I have faith that all will be restored to normal someday soon, and to be honest I could probably go to the cinema right this very second if I really wanted to, be back in two to three hours and suffer little consequences but it just wouldn’t feel right. I like the idea of going with my wife and moseying around the area for a while beforehand. Walking along shopping strips or plazas with that fifteen minutes to kill between buying the ticket and the first preview, maybe stick my head in the arcade zones or browse through CDs in record stores –it’s all part of what makes the experience just that – an experience.
There have been two notable exceptions to this cinema draught. One was Star Wars: The Force Awakens which if I do the math I probably had the date set aside long before I even discovered I would become a Dad. The other was last Sunday afternoon to watch Quentin Tarantino’s The Hateful Eight in all its 70mm glory.
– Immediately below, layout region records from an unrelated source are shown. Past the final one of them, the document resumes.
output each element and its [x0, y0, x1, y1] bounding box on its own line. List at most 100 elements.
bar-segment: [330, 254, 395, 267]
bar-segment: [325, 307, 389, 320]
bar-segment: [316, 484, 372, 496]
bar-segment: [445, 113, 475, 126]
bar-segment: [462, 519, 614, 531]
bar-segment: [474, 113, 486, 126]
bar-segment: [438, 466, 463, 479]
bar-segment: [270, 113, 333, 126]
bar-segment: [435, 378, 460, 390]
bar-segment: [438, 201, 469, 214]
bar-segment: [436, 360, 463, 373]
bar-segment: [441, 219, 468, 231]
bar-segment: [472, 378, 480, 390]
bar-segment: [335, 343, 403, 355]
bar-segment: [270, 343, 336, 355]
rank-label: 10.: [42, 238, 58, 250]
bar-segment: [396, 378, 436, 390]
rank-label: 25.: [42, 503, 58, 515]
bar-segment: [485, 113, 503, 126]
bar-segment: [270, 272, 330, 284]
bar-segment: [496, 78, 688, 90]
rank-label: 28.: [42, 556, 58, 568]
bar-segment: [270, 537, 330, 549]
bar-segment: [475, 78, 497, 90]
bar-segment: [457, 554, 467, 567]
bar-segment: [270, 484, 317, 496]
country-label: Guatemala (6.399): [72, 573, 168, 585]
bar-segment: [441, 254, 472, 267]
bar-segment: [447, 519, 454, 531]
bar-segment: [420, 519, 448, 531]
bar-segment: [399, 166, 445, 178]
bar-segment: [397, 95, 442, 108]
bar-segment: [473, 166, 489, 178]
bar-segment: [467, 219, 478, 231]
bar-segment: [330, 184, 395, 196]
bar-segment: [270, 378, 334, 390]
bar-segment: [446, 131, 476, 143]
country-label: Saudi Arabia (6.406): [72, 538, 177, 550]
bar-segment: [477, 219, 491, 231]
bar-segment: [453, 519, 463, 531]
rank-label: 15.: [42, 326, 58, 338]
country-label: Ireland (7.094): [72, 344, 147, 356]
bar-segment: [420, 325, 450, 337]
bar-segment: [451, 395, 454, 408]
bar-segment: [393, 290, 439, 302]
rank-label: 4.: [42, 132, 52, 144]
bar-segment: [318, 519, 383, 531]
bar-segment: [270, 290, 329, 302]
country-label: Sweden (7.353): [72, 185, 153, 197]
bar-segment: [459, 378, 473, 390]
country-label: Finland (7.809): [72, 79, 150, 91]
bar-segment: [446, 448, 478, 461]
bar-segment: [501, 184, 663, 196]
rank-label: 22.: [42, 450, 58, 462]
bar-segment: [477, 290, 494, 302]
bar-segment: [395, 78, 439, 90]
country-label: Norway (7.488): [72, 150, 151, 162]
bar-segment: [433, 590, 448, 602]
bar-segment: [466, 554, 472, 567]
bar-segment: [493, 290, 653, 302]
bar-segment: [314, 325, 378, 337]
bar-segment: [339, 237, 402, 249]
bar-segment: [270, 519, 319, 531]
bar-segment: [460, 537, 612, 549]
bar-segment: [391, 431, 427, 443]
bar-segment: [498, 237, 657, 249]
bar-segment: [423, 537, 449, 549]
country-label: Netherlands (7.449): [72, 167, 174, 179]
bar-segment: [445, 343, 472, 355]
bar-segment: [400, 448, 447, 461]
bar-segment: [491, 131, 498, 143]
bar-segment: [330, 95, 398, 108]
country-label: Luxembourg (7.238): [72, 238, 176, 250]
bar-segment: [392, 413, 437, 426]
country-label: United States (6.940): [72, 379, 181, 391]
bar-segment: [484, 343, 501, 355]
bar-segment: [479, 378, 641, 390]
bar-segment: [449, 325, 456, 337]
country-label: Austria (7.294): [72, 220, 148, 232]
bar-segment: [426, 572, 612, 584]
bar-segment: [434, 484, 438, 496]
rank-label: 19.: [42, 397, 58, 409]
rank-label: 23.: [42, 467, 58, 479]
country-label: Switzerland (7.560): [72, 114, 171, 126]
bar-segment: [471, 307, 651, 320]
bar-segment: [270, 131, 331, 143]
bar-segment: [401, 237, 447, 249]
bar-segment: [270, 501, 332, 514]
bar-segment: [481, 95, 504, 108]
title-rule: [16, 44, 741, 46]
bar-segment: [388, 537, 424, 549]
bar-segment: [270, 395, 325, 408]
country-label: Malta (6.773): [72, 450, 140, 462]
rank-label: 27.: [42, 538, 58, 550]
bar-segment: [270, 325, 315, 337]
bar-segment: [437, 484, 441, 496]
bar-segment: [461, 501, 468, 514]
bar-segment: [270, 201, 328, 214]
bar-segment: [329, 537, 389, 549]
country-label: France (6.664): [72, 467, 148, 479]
I tried not to rub it in but even my wife seemed impressed that I was given a special picture book with my ticket.
Just when I was beginning to feel that a cinema withdrawal rant isn’t worth the laptop it’s written on and that I’m whining about something so ridiculously insignificant that must make me look like a spoilt child, my wife turned to me out of the blue and said ‘I miss going to the movies’. Then she elaborated and told me how much she truly misses it. I even laughed and wondered out loud as to whether she had possibly already read the above and once I revealed that I too miss it her reply was ‘you were at the movies last week, cry me a river’. She vowed to look into the mums-n’-bubs sessions which are offered at all the nearby cinemas, where kids can run wild and mum can hang out in the cinema while I’m at work. I have no doubt that once she gets in the swing of these sessions I may in fact take my wife up on her offer and cry her that river as requested.